Sei que no Marajó eram, possivelmente continuam sendo traficadas meninas e meninos para a França por meio da Guiana Francesa para a venda de órgãos. Isso existia. Sobre o tráfico de crianças antes de nascer, eu conheço uma realidade que envolvem pessoas do Suriname. Elas vão ao Marajó para buscar mulheres saudáveis, bonitas, estabelecendo com elas até mesmo um contrato, com a condição que elas se deixem engravidar por homens que conhecerão em momento oportuno. Para isso, receberão uma taxa de 20 a 25 mil reais ou coisa semelhante. Assinados esses contratos, elas iam para o Suriname, e repito, talvez continuem indo, porque nossas autoridades são muito omissas. Lá no Suriname, essas mulheres se engravidam desses homens que são encaminhados por organizações internacionais. As crianças nascem e, por dois ou três anos, essas mulheres acompanham as crianças para cuidar e amamentar e depois elas têm que entregar os filhos sem saber o destino deles, sem saber nada.
O senhor tem sido ameaçado de morte por fazer denúncias sobre estas situações. O senhor tem medo?
O medo tem me acompanhado durante anos. Às vezes, ao sair do meu quarto para me dirigir a capela, pensava que atrás da porta poderia estar o meu assassino. Durante meses, eu tive esse pensamento. No corredor entre o quarto e a capela tem uma sacada e eu pensava que naquela direção poderia ter um rifle apontado para mim. E, muitas vezes, andando pelo interior, muitas vezes, o pensamento da morte me acompanha.

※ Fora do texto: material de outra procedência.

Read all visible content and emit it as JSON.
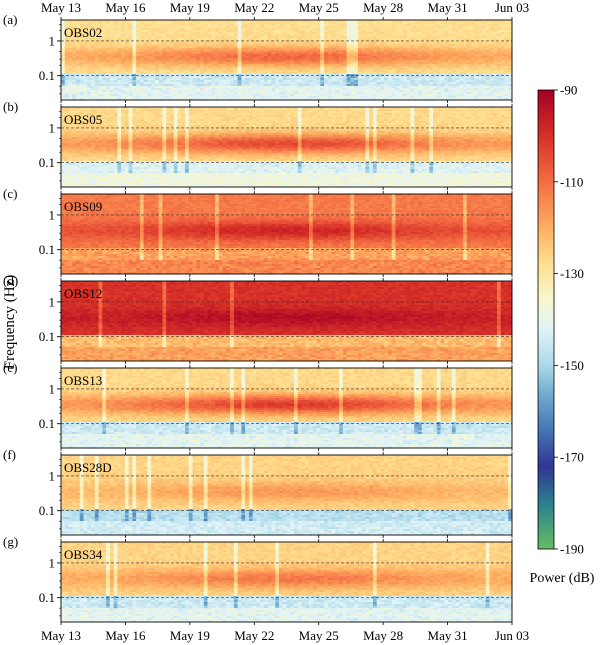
{
  "chart_data": {
    "type": "heatmap",
    "ylabel": "Frequency (Hz)",
    "x_ticks": [
      "May 13",
      "May 16",
      "May 19",
      "May 22",
      "May 25",
      "May 28",
      "May 31",
      "Jun 03"
    ],
    "x_range": [
      "May 13",
      "Jun 03"
    ],
    "y_scale": "log",
    "y_ticks": [
      1,
      0.1
    ],
    "y_tick_labels": [
      "1",
      "0.1"
    ],
    "y_range": [
      0.02,
      4
    ],
    "dashed_reference_lines_hz": [
      0.1,
      1
    ],
    "colorbar": {
      "label": "Power (dB)",
      "min": -190,
      "max": -90,
      "ticks": [
        -90,
        -110,
        -130,
        -150,
        -170,
        -190
      ],
      "tick_labels": [
        "-90",
        "-110",
        "-130",
        "-150",
        "-170",
        "-190"
      ],
      "colors": [
        "#b2182b",
        "#d6604d",
        "#f4a582",
        "#fddbc7",
        "#f7f7f7",
        "#92c5de",
        "#4393c3",
        "#2166ac",
        "#313695",
        "#1a9850",
        "#66bd63"
      ]
    },
    "panels": [
      {
        "letter": "(a)",
        "station": "OBS02",
        "background_db": -128,
        "band_db": -112,
        "low_noise_db": -145
      },
      {
        "letter": "(b)",
        "station": "OBS05",
        "background_db": -127,
        "band_db": -108,
        "low_noise_db": -142
      },
      {
        "letter": "(c)",
        "station": "OBS09",
        "background_db": -112,
        "band_db": -100,
        "low_noise_db": -118
      },
      {
        "letter": "(d)",
        "station": "OBS12",
        "background_db": -100,
        "band_db": -94,
        "low_noise_db": -122
      },
      {
        "letter": "(e)",
        "station": "OBS13",
        "background_db": -127,
        "band_db": -106,
        "low_noise_db": -145
      },
      {
        "letter": "(f)",
        "station": "OBS28D",
        "background_db": -126,
        "band_db": -118,
        "low_noise_db": -148
      },
      {
        "letter": "(g)",
        "station": "OBS34",
        "background_db": -126,
        "band_db": -114,
        "low_noise_db": -145
      }
    ]
  }
}
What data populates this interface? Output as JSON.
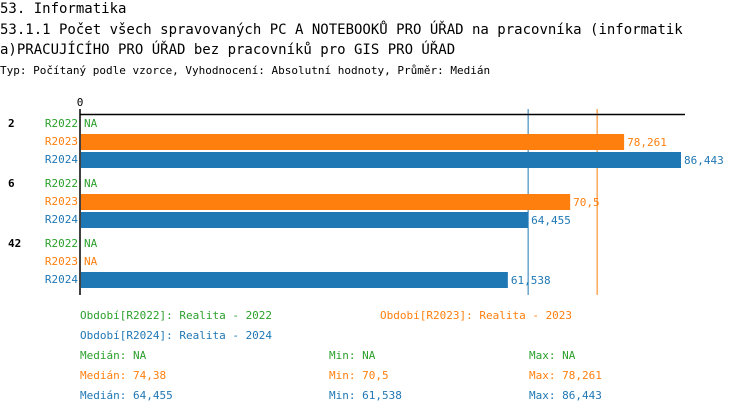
{
  "header": {
    "section": "53. Informatika",
    "title_line1": "53.1.1 Počet všech spravovaných PC A NOTEBOOKŮ PRO ÚŘAD na pracovníka (informatik",
    "title_line2": "a)PRACUJÍCÍHO PRO ÚŘAD bez pracovníků pro GIS PRO ÚŘAD",
    "subtitle": "Typ: Počítaný podle vzorce, Vyhodnocení: Absolutní hodnoty, Průměr: Medián"
  },
  "chart_data": {
    "type": "bar",
    "orientation": "horizontal",
    "x_tick_label": "0",
    "xlim": [
      0,
      86.443
    ],
    "colors": {
      "R2022": "#2ca02c",
      "R2023": "#ff7f0e",
      "R2024": "#1f77b4"
    },
    "groups": [
      {
        "label": "2",
        "bars": [
          {
            "series": "R2022",
            "value": null,
            "label": "NA"
          },
          {
            "series": "R2023",
            "value": 78.261,
            "label": "78,261"
          },
          {
            "series": "R2024",
            "value": 86.443,
            "label": "86,443"
          }
        ]
      },
      {
        "label": "6",
        "bars": [
          {
            "series": "R2022",
            "value": null,
            "label": "NA"
          },
          {
            "series": "R2023",
            "value": 70.5,
            "label": "70,5"
          },
          {
            "series": "R2024",
            "value": 64.455,
            "label": "64,455"
          }
        ]
      },
      {
        "label": "42",
        "bars": [
          {
            "series": "R2022",
            "value": null,
            "label": "NA"
          },
          {
            "series": "R2023",
            "value": null,
            "label": "NA"
          },
          {
            "series": "R2024",
            "value": 61.538,
            "label": "61,538"
          }
        ]
      }
    ],
    "median_lines": [
      {
        "series": "R2023",
        "value": 74.38
      },
      {
        "series": "R2024",
        "value": 64.455
      }
    ]
  },
  "legend": {
    "periods": [
      {
        "text": "Období[R2022]: Realita - 2022",
        "color": "#2ca02c"
      },
      {
        "text": "Období[R2023]: Realita - 2023",
        "color": "#ff7f0e"
      },
      {
        "text": "Období[R2024]: Realita - 2024",
        "color": "#1f77b4"
      }
    ],
    "stats": [
      {
        "median": "Medián: NA",
        "min": "Min: NA",
        "max": "Max: NA",
        "color": "#2ca02c"
      },
      {
        "median": "Medián: 74,38",
        "min": "Min: 70,5",
        "max": "Max: 78,261",
        "color": "#ff7f0e"
      },
      {
        "median": "Medián: 64,455",
        "min": "Min: 61,538",
        "max": "Max: 86,443",
        "color": "#1f77b4"
      }
    ]
  }
}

Creio que é um pensamento salutar porque, no meu caso, o medo não criou um sentimento de angústia e de ansiedade. Deus me deu a paz suficiente para enfrentar com reflexão e com sinceridade também a situação em que me encontrava. Entrando por mares e rios, num barco de uma paróquia, é possível que uma lancha rápida com uma metralhadora possa terminar conosco. Em menos de dois minutos, podem matar nós todos.
Eu tenho dito e dei este testemunho em Roma diante de mil sacerdotes em um retiro espiritual em São João de Latrão: “irmãos, não tenham medo. A Igreja está sendo chamada para o martírio, como nos tinha falado um bispo da Síria onde mulheres e homens tinham sido crucificados, adolescentes decapitados por não renegarem a fé em Cristo. E é Cristo que nos está chamando para dar esse mesmo testemunho com a nossa vida. E nós, que somos os pastores, devemos ir na frente. Não tenham medo. Aqui vos fala alguém que é um covarde, que sou eu, mas que sabe que o Espírito Santo dá a força, a fortaleza e a coragem para enfrentar a morte. Olhar nos olhos da morte e detrás deles ver o Ressuscitado. Para isso, tive que rezar porque considero que se alguém quer realmente encontrar paz em entregar-se à morte por Cristo e pelos irmãos, ele tem que rezar. Até que Deus ouviu, ouviu a minha oração e me deu essa paz fundamental para dizer: Senhor, aqui estou e estou disposto a morrer por Ele, pelo Evangelho. E, na verdade, para mim, hoje, e desde que Deus me deu esta convicção da possibilidade de poder morrer pelo Evangelho e pelos irmãos sinto que esta seria a melhor, mais alegre e plenificante saída desde mundo para minha vida humana, religiosa e episcopal.